Every year on the night of the anniversary of their Lord's death, when the grapes have ripened on the vines in the valley, the cursed inhabitants of Karneid rise from their graves to fulfill their promise and perform their pilgrimage to Weissenstein. Many a pious pilgrim seeking shelter late at night has seen the Knight and his family dressed in black, slowly riding their skeletal horses up the mountain, doomed to fulfill their vow for all eternity.

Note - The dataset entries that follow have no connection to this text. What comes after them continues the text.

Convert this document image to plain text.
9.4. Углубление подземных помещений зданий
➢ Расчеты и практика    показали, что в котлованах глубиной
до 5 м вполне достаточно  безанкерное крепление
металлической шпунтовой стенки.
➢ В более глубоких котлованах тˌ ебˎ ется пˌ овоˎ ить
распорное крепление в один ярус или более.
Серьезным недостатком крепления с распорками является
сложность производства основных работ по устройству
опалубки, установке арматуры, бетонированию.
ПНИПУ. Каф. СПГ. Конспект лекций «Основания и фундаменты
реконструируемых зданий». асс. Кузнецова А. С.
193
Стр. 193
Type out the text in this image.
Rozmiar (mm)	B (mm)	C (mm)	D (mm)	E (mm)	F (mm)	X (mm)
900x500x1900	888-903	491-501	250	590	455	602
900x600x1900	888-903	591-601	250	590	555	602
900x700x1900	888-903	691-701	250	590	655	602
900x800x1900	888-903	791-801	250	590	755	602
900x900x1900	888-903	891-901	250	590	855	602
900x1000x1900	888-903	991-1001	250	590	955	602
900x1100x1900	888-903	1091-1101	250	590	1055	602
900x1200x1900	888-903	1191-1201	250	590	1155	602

== Extract from John L. Stoddard's Lectures, Supplementary Volume III: South Tyrōl, Around Lake Garda, The Dolomites (1903) ==
"A remarkable gateway to the Dolomites is the majestic gorge, directly opposite Botzen, known as the Eggen Thal. This suffers nothing by comparism with the other portals. Indeed, to its extraordinary vestibule may be awarded the primacy of the picturesque. A mighty strip of porphyry, forty miles in length, thirteen in breadth and several thousand feet in height stretches along the western border of the Dolomites and its huge, purplish walls form a conspicuous feature in the landscapes near Meran and Botzen. One section of its blood-red cliffs, just east of the latter city, is perforated by a deep gash, several miles in length, from which emerges a tumultuous torrent. This gash is called the Eggen Thal. Into its sombre shadow winds a carriage road constructed at great cost and with enormous difficulty, which gradually ascends the cañon, passing beneath vast, overhanging precipices, crossing repeatedly the tortuous stream by means of massive bridges and even taking refuge within tunnels, at points where some concession to the opposition of the raging tunnels becomes essential. It is a solemn entrance, especially when one has some acquaintance with the Dolomite peaks which lie beyond, and knows what weird and awful shapes they can assume. On this account, the Eggen Thal is probably the most appropriate avenue of approach to those mysterious mountains. It is a corridor of time, that leads us from old igneous rocks, forged in the earths fiery furnace when our globe was young, to coral reefs, on which the ocean waves once broke in glittering spray, but which now sparkle in the frosty air, ten thousand feet above their early home. At times one looks up almost timidly between these jaws of ruddy porphyry toward the narrow streak of blue, so far away. It seems like a celestial river, whose noiselessness, limpidity and calm present a great contrast to the maddened stream beside us, as our deal of heaven differs from the storms and sorrows of this earthly life."

"Moreover, that nothing may be wanting to complete the romance of this gorge, there looms above it, at a dizzy height, Schloss Karneid - one of the mediæval castles which play so prominent a rôle in both the scenery and history of Tirol. All of these strongholds have their interesting records of achievement - some of them chivalrous, most of them cruel, all of them remarkable. Karneid for example, was the home of the Lichtensteins, who ranked already at the commencement of the 12th Century among the strongest of the Tirolean families. In the great struggle for supremacy that arose between Habsburg Archduke Frederick ('Friedl of the Empty Pockets') and the ambitious nobles of the Tirol, the masters of this fortress where the formers bitterest foes, and if an undertaking of unusual danger was ever demanded in that arduous strife, the Lichtensteins were always ready to attempt it. In the fact, the name 'A Lichtenstein' was synonymous with one who then sought absolute independence form the archduke's sovereignty. Accordingly, in 1409, Frederick laid siege to Karneid with a powerful army, captured it finally by storm, and dragged its owners into captivity. Nor were they set at liberty until Oswald von Wolkenstein - Minnesinger, warrior and the soul of the rebellion - secured their freedom by a heavy ransom. In 1760 Count Anton von Lichtenstein, the last of his race, died in his ancient stronghold, which then came into possession of the city of Botzen. But it was speedily sold by the municipality and is now the property of a wealthy and artistic citizen of Munich."